Writers don't fail like ordinary people. They fail in their bones. They fail even when they triumph. Bernard Malamud took the 1959 National Book Award for his short story collection The Magic Barrel; he left the check on the dais, and when he arrived at the dinner in his honor, the organizers had forgotten to set a place for him.

"Fail better," Samuel Beckett commanded, a phrase that has been taken on by business executives as some kind of ersatz wisdom. They have missed the point completely. Beckett didn't mean failure-on-the-way-to-delayed-success, which is what the FailCon crowd thinks he meant. To fail better, to fail gracefully and with composure, is so essential because there's no such thing as success. It's failure all the way down.

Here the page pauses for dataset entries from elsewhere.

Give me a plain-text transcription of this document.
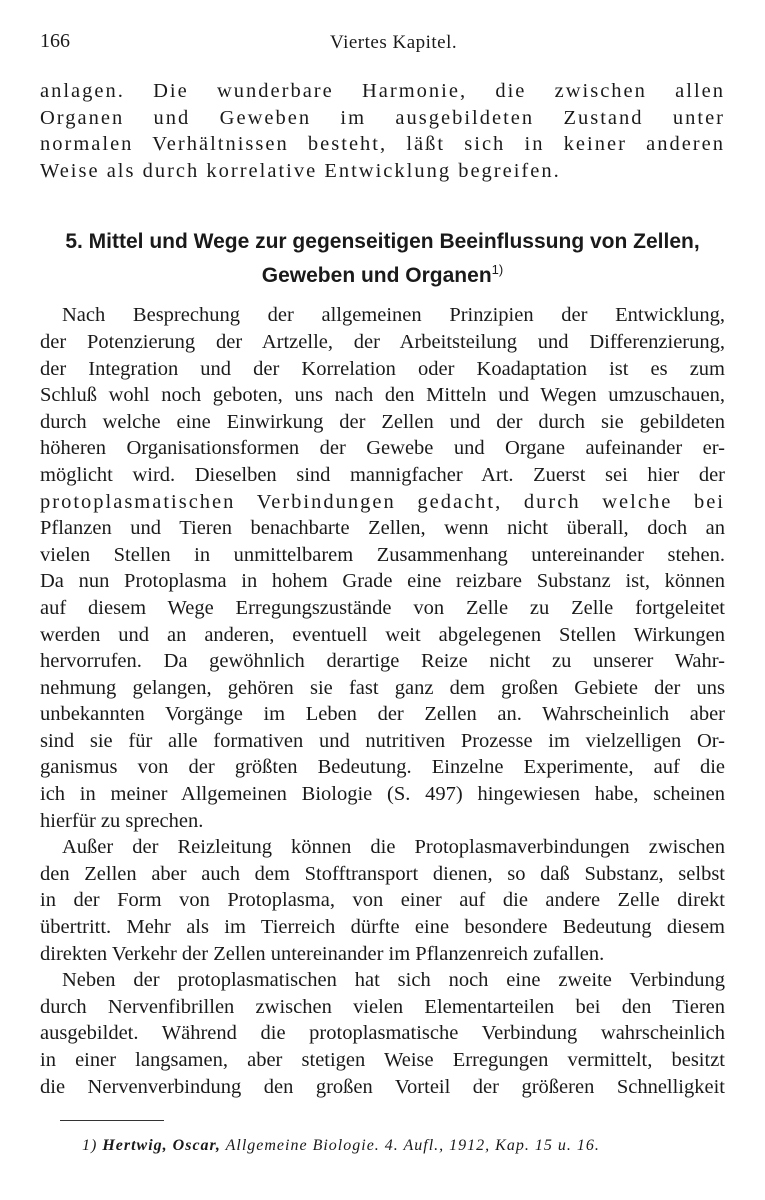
166	Viertes Kapitel.
anlagen. Die wunderbare Harmonie, die zwischen allen
Organen und Geweben im ausgebildeten Zustand unter
normalen Verhältnissen besteht, läßt sich in keiner anderen
Weise als durch korrelative Entwicklung begreifen.
5. Mittel und Wege zur gegenseitigen Beeinflussung von Zellen,
Geweben und Organen$^{1)}$
Nach Besprechung der allgemeinen Prinzipien der Entwicklung,
der Potenzierung der Artzelle, der Arbeitsteilung und Differenzierung,
der Integration und der Korrelation oder Koadaptation ist es zum
Schluß wohl noch geboten, uns nach den Mitteln und Wegen umzuschauen,
durch welche eine Einwirkung der Zellen und der durch sie gebildeten
höheren Organisationsformen der Gewebe und Organe aufeinander er-
möglicht wird. Dieselben sind mannigfacher Art. Zuerst sei hier der
protoplasmatischen Verbindungen gedacht, durch welche bei
Pflanzen und Tieren benachbarte Zellen, wenn nicht überall, doch an
vielen Stellen in unmittelbarem Zusammenhang untereinander stehen.
Da nun Protoplasma in hohem Grade eine reizbare Substanz ist, können
auf diesem Wege Erregungszustände von Zelle zu Zelle fortgeleitet
werden und an anderen, eventuell weit abgelegenen Stellen Wirkungen
hervorrufen. Da gewöhnlich derartige Reize nicht zu unserer Wahr-
nehmung gelangen, gehören sie fast ganz dem großen Gebiete der uns
unbekannten Vorgänge im Leben der Zellen an. Wahrscheinlich aber
sind sie für alle formativen und nutritiven Prozesse im vielzelligen Or-
ganismus von der größten Bedeutung. Einzelne Experimente, auf die
ich in meiner Allgemeinen Biologie (S. 497) hingewiesen habe, scheinen
hierfür zu sprechen.
Außer der Reizleitung können die Protoplasmaverbindungen zwischen
den Zellen aber auch dem Stofftransport dienen, so daß Substanz, selbst
in der Form von Protoplasma, von einer auf die andere Zelle direkt
übertritt. Mehr als im Tierreich dürfte eine besondere Bedeutung diesem
direkten Verkehr der Zellen untereinander im Pflanzenreich zufallen.
Neben der protoplasmatischen hat sich noch eine zweite Verbindung
durch Nervenfibrillen zwischen vielen Elementarteilen bei den Tieren
ausgebildet. Während die protoplasmatische Verbindung wahrscheinlich
in einer langsamen, aber stetigen Weise Erregungen vermittelt, besitzt
die Nervenverbindung den großen Vorteil der größeren Schnelligkeit
1) Hertwig, Oscar, Allgemeine Biologie. 4. Aufl., 1912, Kap. 15 u. 16.
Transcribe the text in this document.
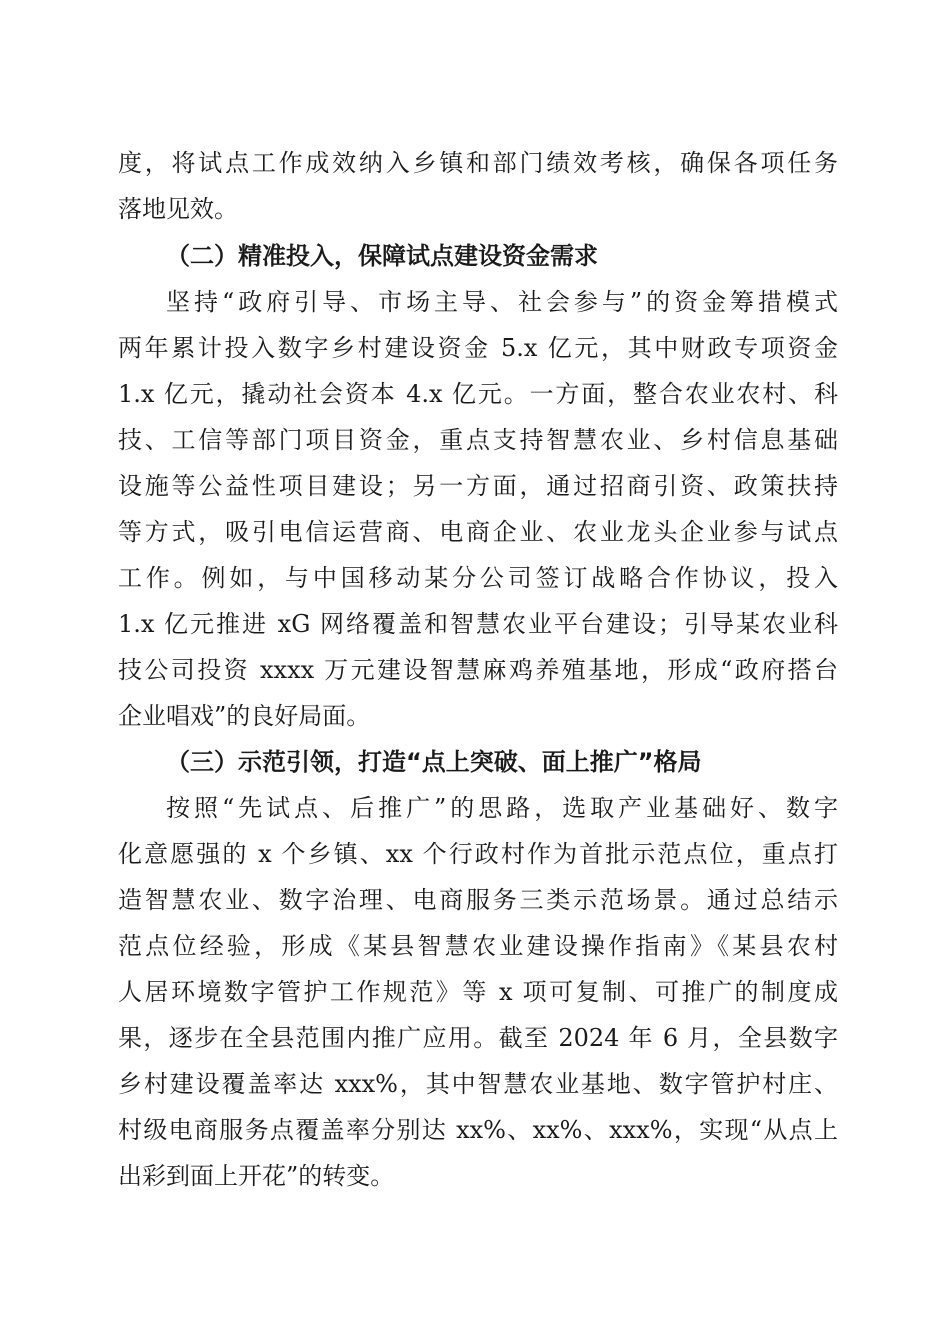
度，将试点工作成效纳入乡镇和部门绩效考核，确保各项任务
落地见效。
（二）精准投入，保障试点建设资金需求
坚持“政府引导、市场主导、社会参与”的资金筹措模式
两年累计投入数字乡村建设资金 5.x 亿元，其中财政专项资金
1.x 亿元，撬动社会资本 4.x 亿元。一方面，整合农业农村、科
技、工信等部门项目资金，重点支持智慧农业、乡村信息基础
设施等公益性项目建设；另一方面，通过招商引资、政策扶持
等方式，吸引电信运营商、电商企业、农业龙头企业参与试点
工作。例如，与中国移动某分公司签订战略合作协议，投入
1.x 亿元推进 xG 网络覆盖和智慧农业平台建设；引导某农业科
技公司投资 xxxx 万元建设智慧麻鸡养殖基地，形成“政府搭台
企业唱戏”的良好局面。
（三）示范引领，打造“点上突破、面上推广”格局
按照“先试点、后推广”的思路，选取产业基础好、数字
化意愿强的 x 个乡镇、xx 个行政村作为首批示范点位，重点打
造智慧农业、数字治理、电商服务三类示范场景。通过总结示
范点位经验，形成《某县智慧农业建设操作指南》《某县农村
人居环境数字管护工作规范》等 x 项可复制、可推广的制度成
果，逐步在全县范围内推广应用。截至 2024 年 6 月，全县数字
乡村建设覆盖率达 xxx%，其中智慧农业基地、数字管护村庄、
村级电商服务点覆盖率分别达 xx%、xx%、xxx%，实现“从点上
出彩到面上开花”的转变。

At the center of this web of catastrophes and losses and despairs and mistakes sits a single, obvious culprit: the act of writing itself. In the best work, the intentions of the author fall away, leaving an open field for readers to play in, and they create meanings that may have nothing to do with the author's. Jonathan Swift famously intended Gulliver's Travels as an indictment of all humanity but ended up leaving a story for children. The joy of language is also a torment. "Human speech is like a cracked kettle on which we tap crude rhythms for bears to dance to," Flaubert wrote, "while we long to make music that will melt the stars."

When I hear the phrase "writing community," usually uttered by those without enough talent to hate other writers for theirs, my first instinct is to reach for the napalm. But failure really does bind us. Flaubert longing to melt the stars and the kid receiving her first rejection letter are the same. All of our little streams pour out into the ocean of total uncaring. If there are to be any claims to greatness, they are to be found only in the scope of the failure and persistence in the face of it. That persistence may be the one truly writerly virtue, a salvation indistinguishable from stupidity. To keep going, despite everything. To keep bellying up to the cosmic irrelevance. To keep failing.

Does it matter than Fitz-Greene Halleck's poetry is fantastic--deft and witty and roiling with suppressed longings? It only slightly matters. And that's enough.